The sentiment was echoed in a letter California’s U.S. senators sent Wednesday to the state’s secretary of health and human services.
“While a small number of children cannot be vaccinated due to an underlying medical condition, we believe there should be no such thing as a philosophical or personal-belief exemption, since everyone uses public spaces,” Sens. Barbara Boxer and Dianne Feinstein wrote in a letter to California Health and Human Services Secretary Diana Dooley. “As we have learned in the past month, parents who refuse to vaccinate their children not only put their own family at risk, but they also endanger other families who choose to vaccinate.”
A spokesman for Gov. Jerry Brown indicated initial support, too.
“The Governor believes that vaccinations are profoundly important and a major public health benefit and any bill that reaches his desk will be closely considered,” spokesman Evan Westrup wrote in an email.
Yet criticism of the proposal raged on Facebook among parents who are skeptical of vaccines.
“It’s a matter of ‘choice.’ I don’t need the government telling me what to do with my child. It’s my child. My choice. I never bash anyone that chooses to vaccinate. It’s having the prenatal right to choose taken away that is a huge problem,” Evelyn Meletlidis wrote on a public Facebook page called Families for Early Autism Treatment. She did not return a phone call from The Bee.
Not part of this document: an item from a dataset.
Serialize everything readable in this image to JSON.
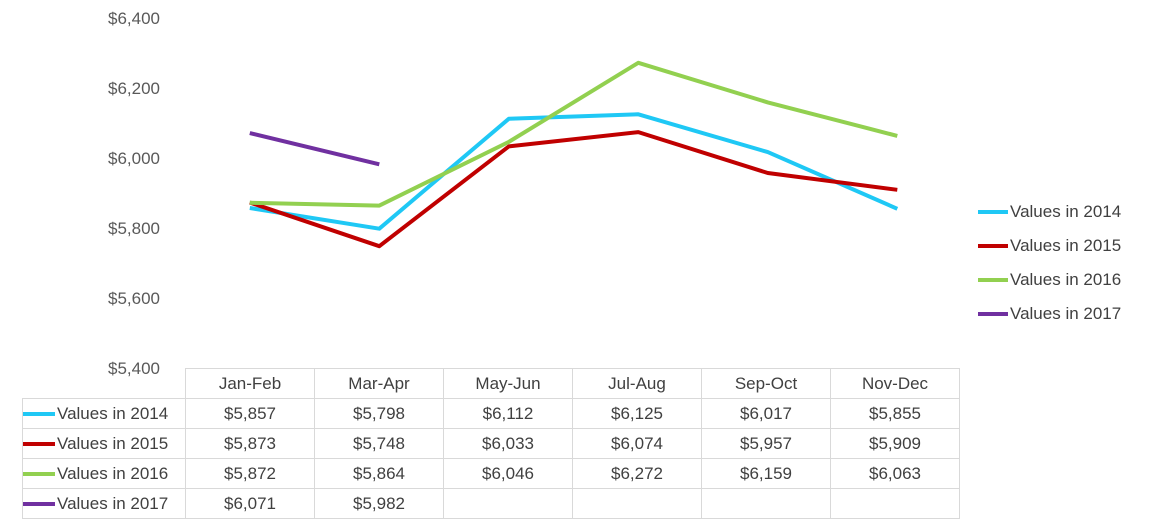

The number of personal-belief exemptions in California schools has dwindled in the last year, following a 2012 law authored by Pan that requires parents to consult with a doctor before they can opt out of vaccines. It used to be that parents could sign the exemption form themselves, but now it must also be signed by a doctor who acknowledges telling the parents about the risks and benefits of vaccinations.
Pan said he is willing to consider crafting a religious exemption, which is in place in all but two states.
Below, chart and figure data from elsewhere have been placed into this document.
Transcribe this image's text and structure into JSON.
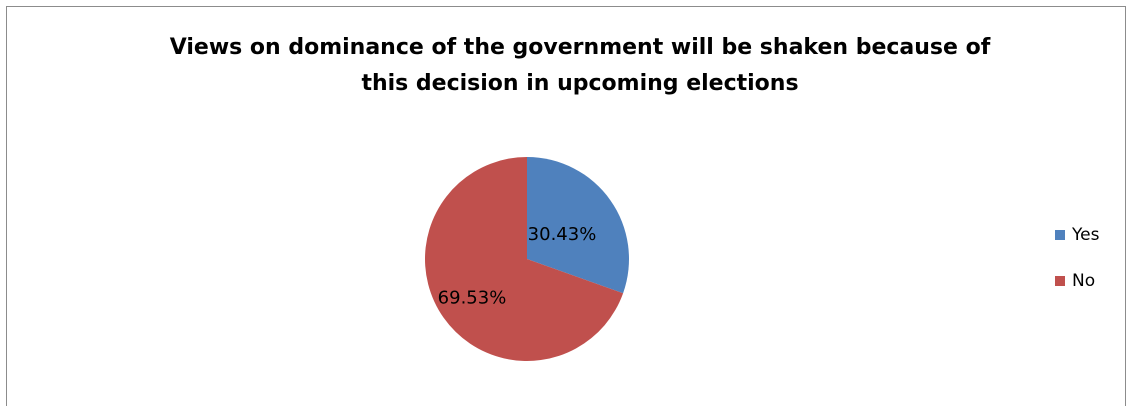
{
  "chart_data": {
    "type": "pie",
    "title": "Views on dominance of the government will be shaken because of this decision in upcoming elections",
    "title_lines": [
      "Views on dominance of the government will be shaken because of",
      "this decision in upcoming elections"
    ],
    "categories": [
      "Yes",
      "No"
    ],
    "values": [
      30.43,
      69.53
    ],
    "data_labels": [
      "30.43%",
      "69.53%"
    ],
    "colors": [
      "#4F81BD",
      "#C0504D"
    ],
    "legend_placement": "right"
  }
}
“I think it would be good to have a discussion about the religious exemption and what the nature of that would be. The goal is to get our immunization rates to a level high enough to protect the public,” Pan said.
When he signed Pan’s previous bill, Brown directed the state Department of Public Health to preserve the religious exemption.
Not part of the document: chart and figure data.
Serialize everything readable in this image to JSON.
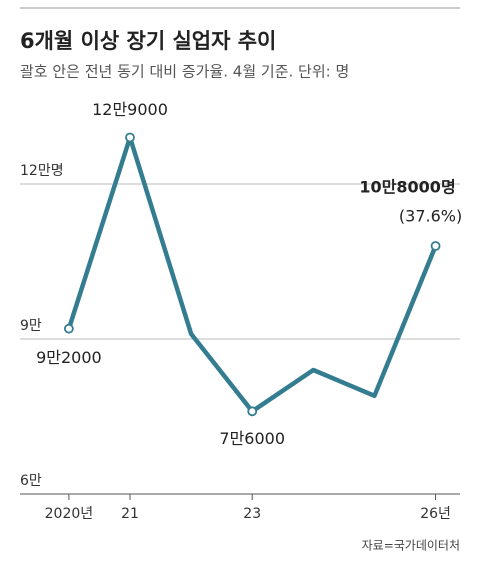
{
  "chart_data": {
    "type": "line",
    "title": "6개월 이상 장기 실업자 추이",
    "subtitle": "괄호 안은 전년 동기 대비 증가율. 4월 기준. 단위: 명",
    "x": [
      2020,
      2021,
      2022,
      2023,
      2024,
      2025,
      2026
    ],
    "series": [
      {
        "name": "장기 실업자",
        "color": "#347d91",
        "values": [
          92000,
          129000,
          91000,
          76000,
          84000,
          79000,
          108000
        ],
        "value_labels": [
          "9만2000",
          "12만9000",
          null,
          "7만6000",
          null,
          null,
          "10만8000명"
        ]
      }
    ],
    "annotation": "(37.6%)",
    "xlim": [
      2019.2,
      2026.4
    ],
    "xticks": [
      {
        "value": 2020,
        "label": "2020년"
      },
      {
        "value": 2021,
        "label": "21"
      },
      {
        "value": 2023,
        "label": "23"
      },
      {
        "value": 2026,
        "label": "26년"
      }
    ],
    "ylim": [
      60000,
      132000
    ],
    "yticks": [
      {
        "value": 60000,
        "label": "6만"
      },
      {
        "value": 90000,
        "label": "9만"
      },
      {
        "value": 120000,
        "label": "12만명"
      }
    ],
    "grid": true,
    "source": "자료=국가데이터처"
  }
}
This school year, about 13,260 California parents filed “personal-belief” forms exempting their kindergartners from vaccinations, a drop of 20 percent from 2013-14, according to the state Department of Public Health. In other words: about 2.5 percent of kindergartners now opt out of vaccines, down from 3.1 percent the prior year.
But the numbers are much larger in certain communities, typically those with wealthy, highly-educated residents. In the Sacramento region, Nevada, Placer and El Dorado counties have higher rates of unvaccinated kindergartners.
Under existing law, California is one of 20 states that allow parents to opt out of vaccinating their children due to personal beliefs, according to the National Conference of State Legislatures. Allen, a former president of the Santa Monica school board, said he hopes California “joins the league of civilized states” in tightening the rules for immunizing school kids.
Though the opt-out rate is high in the wealthy coastal district he represents, Allen said he’s also hearing a lot of frustration from the vaccinated families in his area that could influence the political debate.
“One of the only good things coming out of this recent outbreak is that I think it’s raising public awareness of the need for vaccination,” he said. “It’s reminding people.”
Pan, a pediatrician, said he has seen children suffer from illnesses that could have been prevented by vaccines.
“The science hopefully should not become politicized. We should be talking about how do we protect the public. That’s one of the most fundmanetal roles of government ... public safety and protecting the public. This is what this bill is about.”